SINAL VERDE
Hermann T. Ribeiro
Confesso que para um mineiro do interior das Minas Gerais e agora interiorano do Vale do Paraíba, a cidade grande sempre me pareceu bruta demais, opulenta demais para o meu pobre coração de homem do interior.
Em Santa Rita, minha cidade natal, até alguns poucos anos atrás, não tínhamos semáforos nos cruzamentos, afinal, os motoristas se entendiam e os donos das charretes tinham o seu espaço nas ruas levando as senhoras, minha tia era uma delas, que tomavam este primeiro protótipo de táxi, para levá-las do mercado, no centro da cidade, para suas casas, afinal, sábado era dia de feira. Hoje, estes “charreteiros” ainda existem, e pessoas como minha tia, graças a Deus, também, mas não é como “antigamente”. A cidade cresceu e de uma certa maneira pode contar, orgulhosa, com dois ou três cruzamentos com semáforos. Semáforos 4 tempos!
Mas as cidades grandes que um dia foram pequenas, cresceram e rápidas demais. E numa destas viagens, para o meu aprimoramento profissional, fui à Sampa. Sabe como é, Terminal Rodoviário Tietê, táxi, avenida Ipiranga com a São João.
E no caminho, muitos, muitos semáforos. E a cada sinal vermelho, eu ali, sentado no banco do carona, vidros fechados, ar condicionado ligado, via passar na frente do carro, dirigindo-se para o meu lado, o homem na cadeira de rodas empurrado por seu “piloto”, saquinho de balas sortidas no colo:
- Apenas R$ 1,00 moço.
E eu, de dentro do meu blindado, dizia:
- Não, obrigado.
E do lado do taxista, uma voz franzina a perguntar:
- Vai aí tio, bombom do bom, é Sonho!
E os pedintes foram se multiplicando, e o sinal ainda permanecia no vermelho, nas cidades grandes a transição das luzes custa a passar. E de dentro de mim uma agonia começou a brotar, primeiro por uma questão cultural, o bom mineiro não perde o trem, portanto, aquela visão do sinal prestes a abrir com milhares de carros a minha esquerda, direita, à frente, à trás, e a possibilidade de algumas daquelas pessoas ser atropelada era terrível, segundo porque aquele sinal em vermelho era um sinal aberto aqueles seres maltrapilhos, mas fechado a sua dignidade, das crianças estarem na escola, de não serem exploradas por seus pais ou algozes, de homens paraplégicos e seus pilotos estarem numa empresa com reservas de vagas para deficientes físicos ou mentais.
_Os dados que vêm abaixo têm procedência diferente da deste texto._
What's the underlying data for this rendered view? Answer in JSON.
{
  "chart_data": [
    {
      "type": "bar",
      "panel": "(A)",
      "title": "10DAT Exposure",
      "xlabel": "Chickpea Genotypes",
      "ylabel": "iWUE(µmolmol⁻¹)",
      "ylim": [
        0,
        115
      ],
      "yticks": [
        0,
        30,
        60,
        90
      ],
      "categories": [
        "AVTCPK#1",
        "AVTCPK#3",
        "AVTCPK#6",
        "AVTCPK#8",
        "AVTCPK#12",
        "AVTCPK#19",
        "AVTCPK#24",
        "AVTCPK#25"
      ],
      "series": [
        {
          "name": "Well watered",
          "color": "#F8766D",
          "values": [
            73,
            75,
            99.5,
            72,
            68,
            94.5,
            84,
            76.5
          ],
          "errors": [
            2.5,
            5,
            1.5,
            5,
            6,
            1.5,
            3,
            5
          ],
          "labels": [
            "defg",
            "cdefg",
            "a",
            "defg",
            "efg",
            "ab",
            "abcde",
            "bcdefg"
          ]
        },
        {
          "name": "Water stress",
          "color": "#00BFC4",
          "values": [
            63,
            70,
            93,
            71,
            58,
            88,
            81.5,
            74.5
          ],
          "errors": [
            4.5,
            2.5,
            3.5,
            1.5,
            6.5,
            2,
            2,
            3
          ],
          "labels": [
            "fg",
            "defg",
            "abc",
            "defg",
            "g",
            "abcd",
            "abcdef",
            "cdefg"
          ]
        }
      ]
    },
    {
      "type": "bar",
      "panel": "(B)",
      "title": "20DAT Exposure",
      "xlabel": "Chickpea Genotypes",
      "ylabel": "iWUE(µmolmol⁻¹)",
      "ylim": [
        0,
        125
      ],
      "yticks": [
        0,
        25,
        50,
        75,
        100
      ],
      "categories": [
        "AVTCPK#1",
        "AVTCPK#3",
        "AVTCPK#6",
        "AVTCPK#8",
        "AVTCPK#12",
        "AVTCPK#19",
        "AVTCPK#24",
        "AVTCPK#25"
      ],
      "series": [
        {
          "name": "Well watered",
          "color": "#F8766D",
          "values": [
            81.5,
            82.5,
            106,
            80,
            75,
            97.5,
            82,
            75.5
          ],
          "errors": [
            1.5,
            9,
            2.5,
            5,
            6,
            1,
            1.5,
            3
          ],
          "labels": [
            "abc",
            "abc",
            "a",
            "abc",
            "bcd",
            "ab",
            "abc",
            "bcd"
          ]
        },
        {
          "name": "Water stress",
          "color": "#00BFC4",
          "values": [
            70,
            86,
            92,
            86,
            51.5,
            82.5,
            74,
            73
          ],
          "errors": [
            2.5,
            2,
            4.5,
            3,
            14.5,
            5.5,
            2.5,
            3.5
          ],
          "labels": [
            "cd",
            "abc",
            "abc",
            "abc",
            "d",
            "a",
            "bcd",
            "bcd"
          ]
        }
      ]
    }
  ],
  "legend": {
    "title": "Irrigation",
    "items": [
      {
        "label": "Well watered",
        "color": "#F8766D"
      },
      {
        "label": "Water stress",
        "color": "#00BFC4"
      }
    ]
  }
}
- Meu Deus ! Saiam desta avenida, o sinal vai abrir e o pouco de dignidade que ainda resta a vocês irá para o espaço, pensava eu.
E de repente, com o semáforo ainda indiferente, elas foram se retirando, como numa procissão de volta à calçada, sem pressa, passos cronologicamente dados rumo ao próximo sinal vermelho. Segundos depois, o verde do “alívio” e ao tentar olhar pelo retrovisor não havia mais nada, a não ser aquela lembrança. Outros sinais vieram e felizmente para o meu “eu” covarde, verdes. Havia apenas a visão rápida, quase indolor, daquelas crianças e adultos a espera do sinal fechado. Hoje, ainda quando chego a minha pequena Santa Rita, sou obrigado a passar pelo primeiro cruzamento, semáforo 4 tempos e aquelas crianças ainda estão lá, na minha lembrança. E na minha covardia ainda torço para o sinal abrir:
- Vai aí tio, bombom do bom, é o seu PESADELO!